Son palmarès parle pour lui: vainqueur du Tour du Limousin (deux fois) et du Critérium international (2010), champion de France 2005 à Boulogne-sur-Mer, vainqueur des Quatre Jours de Dunkerque cette année-là, d'une étape du Dauphiné Libéré 2009 après l'ascension de l'Izoard... Et, désormais, de quatre étapes sur le Tour après Gap en 2006, Tarbes en 2009 et Pau en 2010 dans l'étape reine après avoir vaincu le Peyresourde, l'Aspin, le Tourmalet et l'Aubisque.

Les terres du Sud-Ouest, où il réside (à Saint-Barthélémy d'Agenais) et où il a signé trois de ses victoires, lui sont chères. C'est là qu'il s'est adonné à sa passion du cyclisme, vers 15 ans, en passant CAP et BEP de mécanique de cycles.

Deux belles victoires en Espoirs, à la Flèche ardennaise et au Tour des régions italiennes, ont été son tremplin vers une carrière de coureur professionnel, au Crédit Agricole de Roger Legeay en 2000.

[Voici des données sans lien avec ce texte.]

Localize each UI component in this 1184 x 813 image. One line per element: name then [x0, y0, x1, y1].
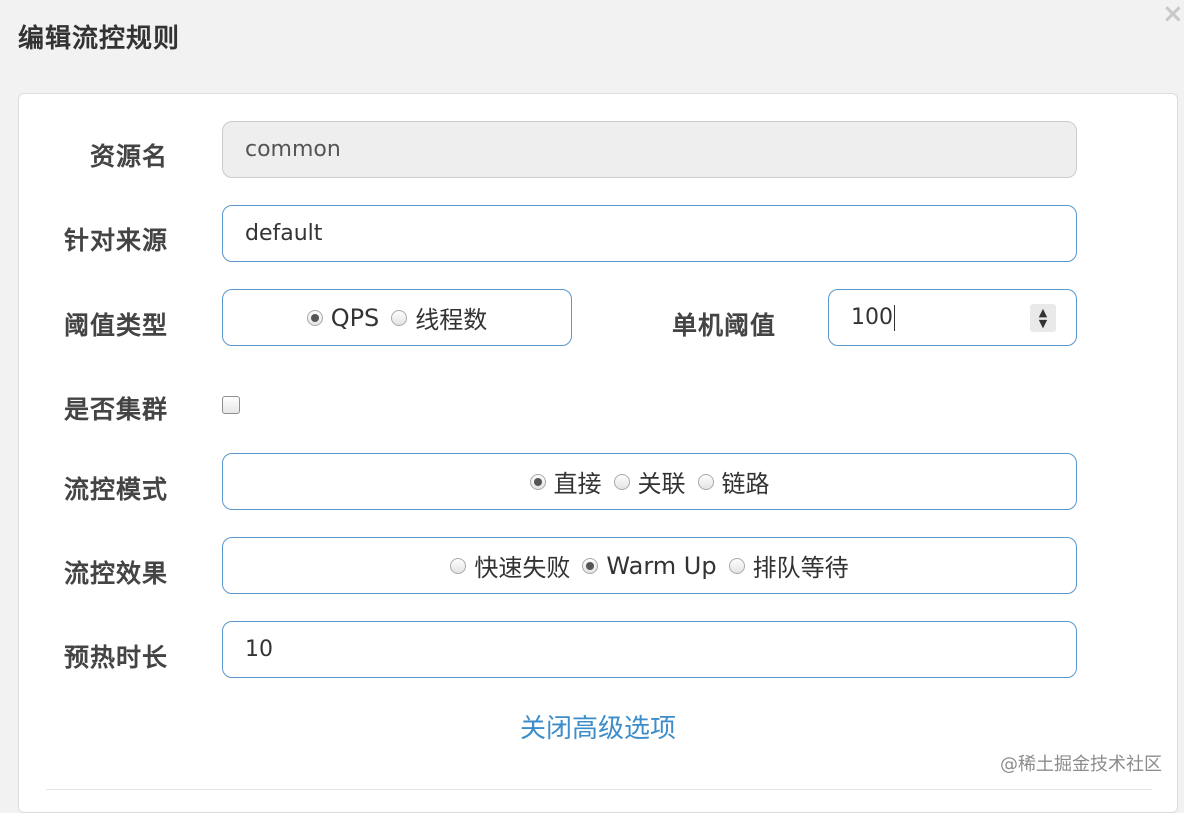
radio-checked-icon[interactable]	[306, 309, 323, 326]
radio-unchecked-icon[interactable]	[697, 473, 714, 490]
option-label: 链路	[721, 470, 770, 498]
flow-mode-option-direct[interactable]: 直接	[529, 464, 602, 499]
option-label: 直接	[553, 470, 602, 498]
warmup-period-label: 预热时长	[63, 643, 168, 672]
threshold-type-option-thread[interactable]: 线程数	[391, 300, 487, 335]
flow-effect-option-queue[interactable]: 排队等待	[728, 548, 849, 583]
flow-mode-option-relate[interactable]: 关联	[613, 464, 686, 499]
cluster-checkbox[interactable]	[222, 396, 240, 414]
single-threshold-input[interactable]: 100 ▲ ▼	[828, 289, 1077, 346]
flow-mode-label: 流控模式	[63, 475, 168, 504]
threshold-type-option-qps[interactable]: QPS	[306, 303, 380, 332]
option-label: 快速失败	[474, 554, 571, 582]
flow-mode-option-chain[interactable]: 链路	[697, 464, 770, 499]
warmup-period-input[interactable]: 10	[222, 621, 1077, 678]
radio-unchecked-icon[interactable]	[391, 309, 408, 326]
threshold-type-radio-group: QPS 线程数	[222, 289, 572, 346]
resource-name-field[interactable]: common	[222, 121, 1077, 178]
option-label: 关联	[637, 470, 686, 498]
radio-unchecked-icon[interactable]	[728, 557, 745, 574]
flow-effect-label: 流控效果	[63, 559, 168, 588]
radio-unchecked-icon[interactable]	[613, 473, 630, 490]
text-cursor	[894, 304, 895, 331]
threshold-type-label: 阈值类型	[63, 311, 168, 340]
limit-app-input[interactable]: default	[222, 205, 1077, 262]
flow-mode-radio-group: 直接 关联 链路	[222, 453, 1077, 510]
divider	[46, 789, 1152, 790]
option-label: Warm Up	[606, 551, 717, 580]
dialog-title: 编辑流控规则	[18, 24, 181, 54]
warmup-period-value: 10	[245, 637, 273, 662]
resource-name-label: 资源名	[89, 142, 168, 171]
option-label: QPS	[330, 303, 380, 332]
radio-checked-icon[interactable]	[582, 557, 599, 574]
flow-effect-option-warm-up[interactable]: Warm Up	[582, 551, 717, 580]
option-label: 排队等待	[752, 554, 849, 582]
number-spinner-icon[interactable]: ▲ ▼	[1030, 304, 1056, 332]
resource-name-value: common	[245, 137, 341, 162]
radio-unchecked-icon[interactable]	[450, 557, 467, 574]
flow-effect-option-fail-fast[interactable]: 快速失败	[450, 548, 570, 583]
single-threshold-value: 100	[851, 305, 893, 330]
close-advanced-options-link[interactable]: 关闭高级选项	[0, 708, 1184, 745]
flow-effect-radio-group: 快速失败 Warm Up 排队等待	[222, 537, 1077, 594]
option-label: 线程数	[415, 306, 488, 334]
single-threshold-label: 单机阈值	[671, 311, 776, 340]
close-icon[interactable]: ×	[1162, 0, 1184, 28]
cluster-label: 是否集群	[63, 395, 168, 424]
watermark: @稀土掘金技术社区	[1000, 754, 1162, 775]
limit-app-label: 针对来源	[63, 226, 168, 255]
radio-checked-icon[interactable]	[529, 473, 546, 490]
limit-app-value: default	[245, 221, 323, 246]
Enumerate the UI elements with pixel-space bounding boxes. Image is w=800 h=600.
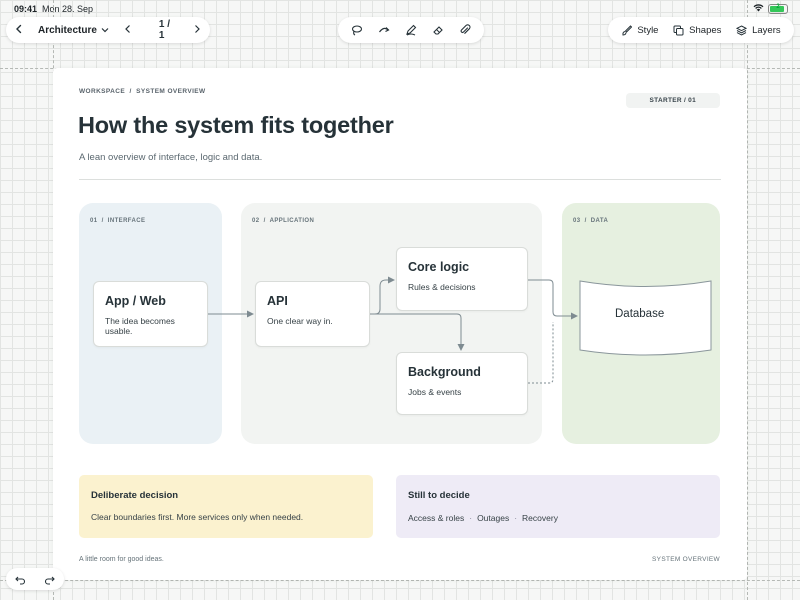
document-nav-bar: Architecture 1 / 1	[6, 17, 210, 43]
document-menu[interactable]: Architecture	[38, 25, 109, 36]
status-icons: 2	[753, 3, 788, 14]
page-indicator: 1 / 1	[158, 19, 171, 41]
open-item: Outages	[477, 513, 510, 523]
footer-note[interactable]: A little room for good ideas.	[79, 556, 164, 563]
layers-icon	[736, 24, 748, 35]
date: Mon 28. Sep	[42, 4, 94, 14]
undo-button[interactable]	[14, 572, 28, 586]
node-title: App / Web	[105, 294, 166, 308]
pen-tool-button[interactable]	[404, 23, 418, 37]
wifi-icon	[753, 3, 764, 14]
footer-label[interactable]: SYSTEM OVERVIEW	[652, 556, 720, 563]
item-separator: ·	[514, 513, 518, 523]
node-title: API	[267, 294, 288, 308]
connector-api-core	[369, 276, 395, 315]
view-options-bar: Style Shapes Layers	[608, 17, 794, 43]
guide-line	[0, 580, 800, 581]
chevron-down-icon	[101, 28, 109, 33]
open-questions-card[interactable]: Still to decide Access & roles · Outages…	[396, 475, 720, 538]
database-label[interactable]: Database	[615, 308, 664, 320]
connector-tool-button[interactable]	[377, 23, 391, 37]
node-description: Rules & decisions	[408, 282, 476, 292]
connector-background-database	[528, 322, 554, 384]
shapes-icon	[673, 25, 684, 35]
style-label: Style	[637, 24, 659, 36]
card-title: Deliberate decision	[91, 490, 179, 501]
back-button[interactable]	[14, 23, 24, 37]
canvas-page[interactable]: WORKSPACE / SYSTEM OVERVIEW STARTER / 01…	[53, 68, 747, 580]
open-item: Recovery	[522, 513, 558, 523]
node-title: Background	[408, 365, 481, 379]
shapes-label: Shapes	[689, 24, 722, 36]
node-app-web[interactable]: App / Web The idea becomes usable.	[93, 281, 208, 347]
next-page-button[interactable]	[192, 23, 202, 37]
style-button[interactable]: Style	[621, 25, 658, 36]
shapes-button[interactable]: Shapes	[673, 25, 721, 36]
item-separator: ·	[469, 513, 473, 523]
lasso-tool-button[interactable]	[350, 23, 364, 37]
node-background[interactable]: Background Jobs & events	[396, 352, 528, 415]
node-core-logic[interactable]: Core logic Rules & decisions	[396, 247, 528, 311]
decision-card[interactable]: Deliberate decision Clear boundaries fir…	[79, 475, 373, 538]
connector-api-background	[369, 313, 465, 351]
card-text: Clear boundaries first. More services on…	[91, 512, 304, 522]
document-name: Architecture	[38, 24, 97, 36]
node-title: Core logic	[408, 260, 470, 274]
open-item: Access & roles	[408, 513, 465, 523]
guide-line	[747, 0, 748, 600]
eraser-tool-button[interactable]	[431, 23, 445, 37]
history-bar	[6, 568, 64, 590]
node-description: One clear way in.	[267, 316, 333, 326]
node-description: The idea becomes usable.	[105, 316, 175, 336]
battery-icon: 2	[768, 3, 788, 14]
layers-button[interactable]: Layers	[736, 25, 781, 36]
previous-page-button[interactable]	[123, 23, 133, 37]
layers-label: Layers	[752, 24, 781, 36]
attach-tool-button[interactable]	[458, 23, 472, 37]
redo-button[interactable]	[43, 572, 57, 586]
connector-core-database	[528, 279, 578, 320]
tools-bar	[338, 17, 484, 43]
clock: 09:41	[14, 4, 38, 14]
card-title: Still to decide	[408, 490, 470, 501]
open-items: Access & roles · Outages · Recovery	[408, 513, 558, 523]
battery-label: 2	[776, 3, 780, 10]
status-bar: 09:41 Mon 28. Sep 2	[0, 0, 800, 18]
brush-icon	[622, 24, 633, 36]
node-api[interactable]: API One clear way in.	[255, 281, 370, 347]
node-description: Jobs & events	[408, 387, 462, 397]
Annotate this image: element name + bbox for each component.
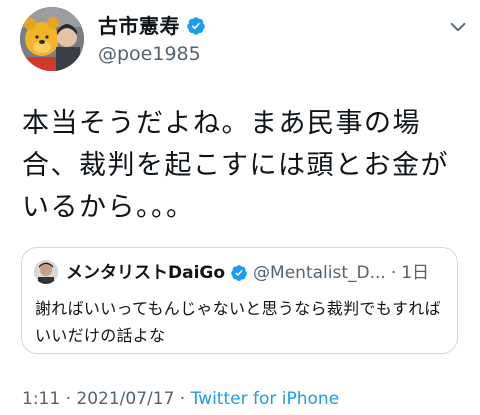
quoted-tweet-text: 謝ればいいってもんじゃないと思うなら裁判でもすればいいだけの話よな (35, 299, 441, 345)
quoted-tweet-card[interactable]: メンタリストDaiGo @Mentalist_D... · 1日 謝ればいいって… (21, 247, 458, 354)
quoted-author-avatar (34, 260, 58, 284)
avatar-photo (20, 7, 84, 71)
author-display-name[interactable]: 古市憲寿 (98, 14, 180, 38)
author-avatar[interactable] (20, 7, 84, 71)
tweet-source-link[interactable]: Twitter for iPhone (191, 389, 340, 409)
tweet-text: 本当そうだよね。まあ民事の場合、裁判を起こすには頭とお金がいるから。。。 (22, 108, 449, 223)
quoted-tweet-header: メンタリストDaiGo @Mentalist_D... · 1日 (66, 262, 447, 284)
quoted-handle: @Mentalist_D... (253, 263, 386, 283)
author-name-row[interactable]: 古市憲寿 (98, 14, 206, 38)
quoted-avatar-photo (34, 260, 58, 284)
meta-separator-2: · (179, 389, 186, 409)
tweet-date[interactable]: 2021/07/17 (76, 389, 174, 409)
verified-badge-icon (187, 17, 205, 35)
quoted-time: 1日 (401, 263, 430, 283)
chevron-down-icon[interactable] (447, 16, 469, 38)
author-handle[interactable]: @poe1985 (98, 43, 201, 65)
tweet-meta: 1:11 · 2021/07/17 · Twitter for iPhone (22, 388, 339, 410)
quoted-display-name: メンタリストDaiGo (66, 263, 226, 283)
quoted-separator: · (390, 263, 397, 283)
meta-separator-1: · (65, 389, 71, 409)
quoted-verified-badge-icon (231, 265, 247, 281)
tweet-time[interactable]: 1:11 (22, 389, 60, 409)
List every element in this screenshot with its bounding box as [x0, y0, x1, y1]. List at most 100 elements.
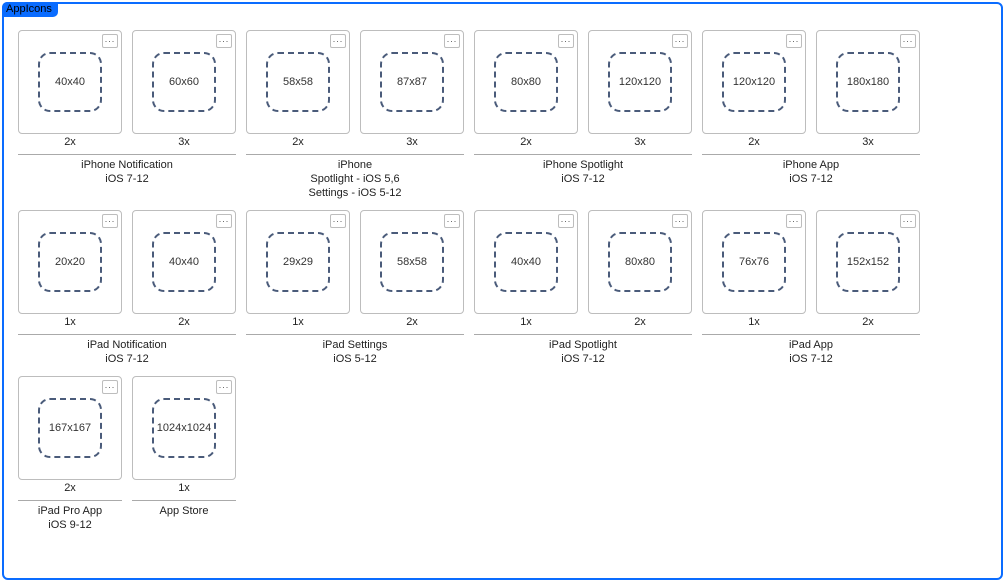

Mais c'est dans la formation Bouygues Telecom, à partir de 2005, qu'il a explosé au plus haut niveau et conquis ses plus beaux succès. Il l'a quittée fin 2010, sentant son rôle de co-leader de plus en plus écrasé par Thomas Voeckler et alors que la formation était dans le plus grand flou sur sa reprise.

Depuis, il avait eu du mal à rebondir. Le retour sur "sa" terre de Pau lui a redonné le goût du succès.